A first-level thinker sees positive economic news and assumes that stock prices will increase. Or he sees disappointing investment returns and blames the president. Second-level thinking looks beyond the headlines. Perhaps this quarter’s strong GDP figures are compared to a weak quarter a year earlier. Manufacturing may have improved, but are consumers actually buying the increased production or are retail inventories building?
Legendary investor Howard Marks writes extensively on this topic, explaining that all a first-level thinker needs is an opinion about the future. If, in 2000, an investor believed that Walmart was a great business and bought the stock based solely on that opinion, he would have been disappointed in his investment return, even though his opinion was accurate. From 2000 to 2010, Walmart’s earnings increased 207%. In those same ten years, the price of Walmart’s stock fell from $57 to $53 a share. There is a difference between buying good stocks and buying stocks well.

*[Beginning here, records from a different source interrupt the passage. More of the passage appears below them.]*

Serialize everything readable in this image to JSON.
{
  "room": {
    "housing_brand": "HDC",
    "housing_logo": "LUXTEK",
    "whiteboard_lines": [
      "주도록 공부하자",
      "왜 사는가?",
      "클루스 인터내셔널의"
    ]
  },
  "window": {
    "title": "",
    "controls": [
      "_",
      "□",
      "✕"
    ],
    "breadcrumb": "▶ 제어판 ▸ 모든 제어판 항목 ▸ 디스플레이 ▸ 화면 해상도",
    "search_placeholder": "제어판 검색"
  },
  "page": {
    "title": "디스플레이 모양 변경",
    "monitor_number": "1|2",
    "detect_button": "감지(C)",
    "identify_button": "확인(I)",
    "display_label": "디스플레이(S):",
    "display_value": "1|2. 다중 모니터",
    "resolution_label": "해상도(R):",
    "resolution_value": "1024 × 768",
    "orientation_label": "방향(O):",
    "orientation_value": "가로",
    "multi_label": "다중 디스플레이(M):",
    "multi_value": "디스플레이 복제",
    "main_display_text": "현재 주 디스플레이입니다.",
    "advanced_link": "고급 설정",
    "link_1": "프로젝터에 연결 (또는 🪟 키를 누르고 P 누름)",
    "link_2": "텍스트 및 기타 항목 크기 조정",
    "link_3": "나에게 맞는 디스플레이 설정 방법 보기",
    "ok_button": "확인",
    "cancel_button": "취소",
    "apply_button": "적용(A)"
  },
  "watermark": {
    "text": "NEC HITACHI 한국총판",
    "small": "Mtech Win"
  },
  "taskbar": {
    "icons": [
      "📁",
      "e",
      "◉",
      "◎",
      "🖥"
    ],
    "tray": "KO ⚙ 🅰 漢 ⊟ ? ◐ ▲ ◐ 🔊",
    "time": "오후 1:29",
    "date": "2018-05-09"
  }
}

The divergence between Walmart’s business results and its stock price was a result of a number of valuation issues – variables that few people consider, or know to consider, when selecting investments. Seeing those issues required both a willingness and ability to looking beyond the obvious. It required second-level thinking.
Second-level thinking is often complex and difficult, especially in areas outside of our competence. Within our personal experiences, however, second-level thinking is second nature. Few people would ask a stranger to marry them based solely on how attractive they appear across the bar or grocery aisle. Second-degree thinking would at least investigate whether the individual had a personality or had recently escaped from prison.
Anyone who doesn’t delve at least that deep when selecting a spouse probably shouldn’t select investments, either.